Such attacks have become common in this part of Africa’s most populous country, where gunmen — typically herders from Fulani, a Muslim tribe — exploit security lapses to launch deadly raids on farmers in a fight over land resources.

According to Andy Yakubu, a local resident, gunmen in Sunday night’s attack also destroyed and looted homes in the Zike community, located in the Bassa area of Plateau state,

Yakubu said he saw bodies after the attack and that the number of dead could exceed 50. No one has been arrested so far.

The Fulani have been accused of carrying out mass killings across the northwest and central regions, where the decades-long conflict over access to land and water has further worsened the divisions between farmers and herders, Christians and Muslims.

Amnesty says that between December 2023 and February 2024, 1336 people were killed in Plateau state — an indication that the measures taken by Tinubu’s administration to curb the violence are not working.
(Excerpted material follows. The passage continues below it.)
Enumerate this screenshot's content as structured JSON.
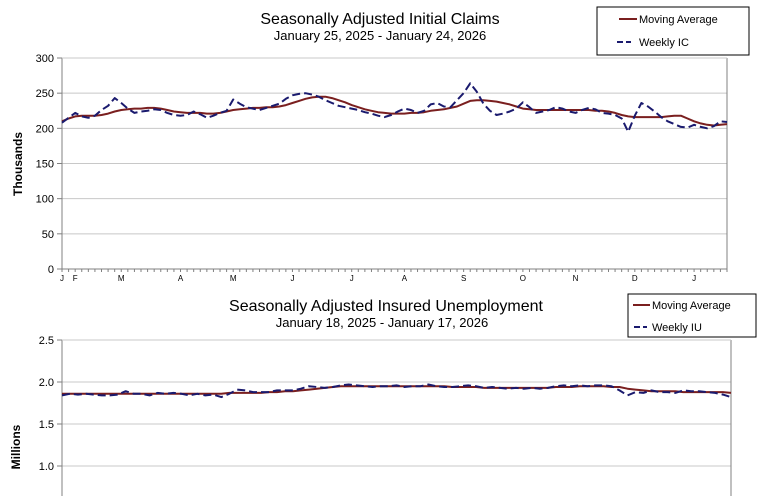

Samuel Jugo, spokesperson of the Irigwe Development Association, an ethnic organisation in the Bassa area, said in a statement on Monday that at least 75 people of the Irigwe, a Christian ethnic group, have been killed since December 2024.

The violence over land resources in north-central Nigeria is separate from the battles with Boko Haram, Nigeria’s homegrown jihadis who took up arms in 2009 to fight Western education and impose their radical version of Islamic law. That conflict, now Africa’s longest struggle with militancy, has also spilled into Nigeria’s northern neighbours.